Editor's Note: Carbapenem-resistant Enterobacterales (CRE) have become a significant global public health threat. In recent years, ertapenem-monotherapy resistant CRE has increasingly become a focal point of interest. At the 34th European Congress of Clinical Microbiology and Infectious Diseases (ESCMID Global 2024), a study from Professor Yunsong Yu 's team at Zhejiang Provincial People's Hospital (Abstract No.: P1469) reported on the molecular epidemiological characteristics of ertapenem-monotherapy resistant CRE. The study found that carbapenemase-producing strains can still grow in high concentrations of meropenem environments, suggesting that monotherapy may fail.Phenotypic and Genotypic Characteristics of Ertapenem-Monotherapy Resistant Carbapenem-Resistant Enterobacterales (Abstract No.: P1469)
Background:
Carbapenem-resistant Enterobacterales (CRE) are one of the major global public health threats. In recent years, reports of ertapenem (ETP) monotherapy resistant CRE strains have been increasing, yet the optimal treatment strategy remains uncertain. The main objective of this study was to explore the molecular epidemiological characteristics of ETP-monotherapy resistant CRE strains and further reveal the characteristics of carbapenemase-producing CRE (CP-CRE) strains, aiming to provide a basis for rational antimicrobial use in clinical infections.
Methods:
ETP-monotherapy resistant strains were randomly matched 1:1 with strains resistant to meropenem and/or imipenem (MEM/IPM) isolated during the same period, based on species or species complex type. The characteristics of ETP-monotherapy resistant strains were revealed through antimicrobial susceptibility testing, whole-genome sequencing, modified carbapenem inactivation method (mCIM), and reverse transcription quantitative PCR (RT-qPCR).
Results:
A total of 1,354 CRE strains were collected, of which 18.8% were resistant to ETP-monotherapy. The MIC distribution curve for the ETP-monotherapy resistant group showed lower MIC values, with 76% (193/254) of the strains having an MIC < 16 mg/L (Table 1). Compared to MEM/IPM resistant strains, the ETP-monotherapy resistant strains showed increased susceptibility to β-lactams, β-lactamase inhibitor combinations, levofloxacin, fosfomycin, amikacin, and polymyxin (P < 0.05).

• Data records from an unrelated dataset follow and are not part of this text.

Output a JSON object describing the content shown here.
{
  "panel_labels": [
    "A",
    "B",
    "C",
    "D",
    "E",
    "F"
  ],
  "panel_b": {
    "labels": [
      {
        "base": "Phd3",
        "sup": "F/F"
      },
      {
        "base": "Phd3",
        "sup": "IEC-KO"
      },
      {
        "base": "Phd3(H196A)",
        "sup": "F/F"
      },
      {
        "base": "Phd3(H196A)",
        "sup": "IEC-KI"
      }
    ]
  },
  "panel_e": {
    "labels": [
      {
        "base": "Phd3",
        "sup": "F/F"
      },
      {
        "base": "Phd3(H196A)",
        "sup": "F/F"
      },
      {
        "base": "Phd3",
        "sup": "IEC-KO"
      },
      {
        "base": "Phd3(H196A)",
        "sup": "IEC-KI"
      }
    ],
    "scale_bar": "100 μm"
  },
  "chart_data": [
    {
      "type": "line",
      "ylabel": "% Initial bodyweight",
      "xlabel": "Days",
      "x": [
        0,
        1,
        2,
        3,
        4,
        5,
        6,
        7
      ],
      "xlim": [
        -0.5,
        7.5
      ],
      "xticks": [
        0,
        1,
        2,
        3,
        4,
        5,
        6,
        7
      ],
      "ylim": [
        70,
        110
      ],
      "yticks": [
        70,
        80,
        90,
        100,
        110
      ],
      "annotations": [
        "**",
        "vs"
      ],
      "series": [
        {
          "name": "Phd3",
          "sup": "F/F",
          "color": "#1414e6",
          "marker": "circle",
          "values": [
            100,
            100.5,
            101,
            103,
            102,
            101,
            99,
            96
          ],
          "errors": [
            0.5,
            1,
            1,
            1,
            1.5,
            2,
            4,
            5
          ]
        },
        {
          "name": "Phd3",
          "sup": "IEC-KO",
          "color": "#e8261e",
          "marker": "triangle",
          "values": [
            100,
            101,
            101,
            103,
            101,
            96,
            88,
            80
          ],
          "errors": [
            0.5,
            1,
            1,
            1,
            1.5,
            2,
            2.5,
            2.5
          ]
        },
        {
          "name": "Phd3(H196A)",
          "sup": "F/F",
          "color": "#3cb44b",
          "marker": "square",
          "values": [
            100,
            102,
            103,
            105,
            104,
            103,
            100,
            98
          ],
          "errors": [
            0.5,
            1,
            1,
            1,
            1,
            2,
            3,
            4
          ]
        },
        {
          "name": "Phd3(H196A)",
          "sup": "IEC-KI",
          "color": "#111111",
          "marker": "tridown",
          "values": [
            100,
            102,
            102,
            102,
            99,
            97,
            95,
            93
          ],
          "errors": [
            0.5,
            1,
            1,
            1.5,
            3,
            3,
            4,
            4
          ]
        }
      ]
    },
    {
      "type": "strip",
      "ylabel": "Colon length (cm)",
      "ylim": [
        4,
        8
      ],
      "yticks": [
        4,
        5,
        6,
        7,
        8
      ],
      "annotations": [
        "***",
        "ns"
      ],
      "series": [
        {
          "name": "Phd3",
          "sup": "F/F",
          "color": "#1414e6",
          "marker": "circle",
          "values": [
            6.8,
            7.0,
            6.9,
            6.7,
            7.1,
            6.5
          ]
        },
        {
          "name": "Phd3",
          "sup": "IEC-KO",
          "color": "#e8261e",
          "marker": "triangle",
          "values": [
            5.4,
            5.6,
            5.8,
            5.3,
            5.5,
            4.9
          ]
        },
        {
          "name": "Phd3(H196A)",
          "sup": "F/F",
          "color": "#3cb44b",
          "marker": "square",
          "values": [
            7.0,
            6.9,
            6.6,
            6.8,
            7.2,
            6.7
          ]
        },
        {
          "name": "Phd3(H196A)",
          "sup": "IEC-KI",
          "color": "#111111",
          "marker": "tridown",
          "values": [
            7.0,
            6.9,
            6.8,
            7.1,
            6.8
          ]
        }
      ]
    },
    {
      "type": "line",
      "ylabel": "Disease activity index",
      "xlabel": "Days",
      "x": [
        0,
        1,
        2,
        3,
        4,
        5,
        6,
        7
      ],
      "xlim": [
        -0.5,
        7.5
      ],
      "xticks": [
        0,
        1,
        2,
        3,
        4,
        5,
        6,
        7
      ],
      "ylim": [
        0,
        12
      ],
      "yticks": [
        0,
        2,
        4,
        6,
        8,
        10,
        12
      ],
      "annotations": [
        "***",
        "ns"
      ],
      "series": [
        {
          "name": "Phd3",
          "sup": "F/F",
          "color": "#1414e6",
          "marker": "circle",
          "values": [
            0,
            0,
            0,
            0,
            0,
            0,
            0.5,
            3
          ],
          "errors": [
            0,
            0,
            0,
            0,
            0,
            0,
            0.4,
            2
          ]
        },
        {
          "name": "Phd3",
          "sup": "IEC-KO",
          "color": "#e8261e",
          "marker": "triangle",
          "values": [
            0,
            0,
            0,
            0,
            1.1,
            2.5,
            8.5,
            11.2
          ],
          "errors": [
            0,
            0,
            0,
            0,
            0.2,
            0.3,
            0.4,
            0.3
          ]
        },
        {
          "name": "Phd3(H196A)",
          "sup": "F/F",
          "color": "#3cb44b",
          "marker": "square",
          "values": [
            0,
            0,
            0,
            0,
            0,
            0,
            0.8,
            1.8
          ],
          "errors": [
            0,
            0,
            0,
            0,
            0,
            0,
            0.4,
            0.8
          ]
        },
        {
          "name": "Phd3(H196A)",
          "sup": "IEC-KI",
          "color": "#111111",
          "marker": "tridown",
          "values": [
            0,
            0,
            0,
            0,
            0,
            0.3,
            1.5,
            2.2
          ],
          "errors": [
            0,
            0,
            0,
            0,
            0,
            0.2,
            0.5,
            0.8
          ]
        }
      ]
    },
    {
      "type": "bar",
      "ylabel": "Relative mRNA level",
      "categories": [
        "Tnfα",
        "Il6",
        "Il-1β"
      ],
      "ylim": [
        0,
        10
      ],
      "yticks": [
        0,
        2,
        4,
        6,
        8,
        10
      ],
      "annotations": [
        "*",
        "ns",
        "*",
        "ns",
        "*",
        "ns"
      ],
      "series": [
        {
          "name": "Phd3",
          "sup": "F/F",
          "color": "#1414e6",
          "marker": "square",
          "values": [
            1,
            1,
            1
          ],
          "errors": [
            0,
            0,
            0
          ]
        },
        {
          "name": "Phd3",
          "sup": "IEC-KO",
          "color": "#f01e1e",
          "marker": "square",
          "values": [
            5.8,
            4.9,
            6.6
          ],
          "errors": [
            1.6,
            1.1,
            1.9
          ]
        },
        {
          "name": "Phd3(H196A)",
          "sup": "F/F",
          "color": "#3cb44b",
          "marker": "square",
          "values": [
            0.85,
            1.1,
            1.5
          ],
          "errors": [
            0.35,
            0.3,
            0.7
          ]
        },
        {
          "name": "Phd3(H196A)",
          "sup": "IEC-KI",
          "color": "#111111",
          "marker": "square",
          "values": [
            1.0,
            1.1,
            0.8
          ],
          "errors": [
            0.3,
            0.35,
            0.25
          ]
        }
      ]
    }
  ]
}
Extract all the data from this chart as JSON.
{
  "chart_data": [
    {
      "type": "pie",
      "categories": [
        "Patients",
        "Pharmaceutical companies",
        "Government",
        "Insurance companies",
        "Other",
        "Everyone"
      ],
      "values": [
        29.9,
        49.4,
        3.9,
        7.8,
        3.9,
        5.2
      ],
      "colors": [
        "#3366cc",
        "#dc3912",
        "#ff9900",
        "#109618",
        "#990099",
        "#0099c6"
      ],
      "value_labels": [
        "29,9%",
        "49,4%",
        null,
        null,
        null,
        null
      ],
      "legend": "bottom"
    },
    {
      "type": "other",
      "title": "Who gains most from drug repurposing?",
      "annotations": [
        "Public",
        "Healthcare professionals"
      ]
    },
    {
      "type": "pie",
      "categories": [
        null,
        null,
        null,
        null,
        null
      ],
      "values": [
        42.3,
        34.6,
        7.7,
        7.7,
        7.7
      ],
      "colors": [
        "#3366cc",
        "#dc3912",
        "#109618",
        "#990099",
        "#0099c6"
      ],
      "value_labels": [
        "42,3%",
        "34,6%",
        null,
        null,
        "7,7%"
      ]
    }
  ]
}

Phylogenetic analysis revealed high genetic diversity among the ETP-monotherapy resistant strains. The presence of carbapenemase genes was a key factor in the phenotypic differences in carbapenem resistance between the two groups (P < 0.001).
Furthermore, compared to the MEM/IPM resistant group, the limited CP-CRE strains in the ETP-monotherapy resistant group had significantly lower rates of extended-spectrum β-lactamase (ESBLs) gene carriage, porin mutation rates, and carbapenemase gene expression levels (Figure 3A-C). Notably, spot assays combined with semi-quantitative mCIM tests suggested that carbapenemase-producing ETP-monotherapy resistant isolates can grow in environments with meropenem concentrations 8 times higher than their respective MIC values, accompanied by rapidly enhanced carbapenem hydrolysis capability, suggesting the potential for clinical and/or microbiological failure during meropenem monotherapy treatment.
Conclusion:
ETP-monotherapy resistant CRE strains are relatively common and exhibit phenotypic and genotypic characteristics different from those of MEM/IPM resistant strains. Clinicians should use caution when treating ETP-monotherapy resistant CRE infections with meropenem monotherapy and prioritize testing for carbapenemase.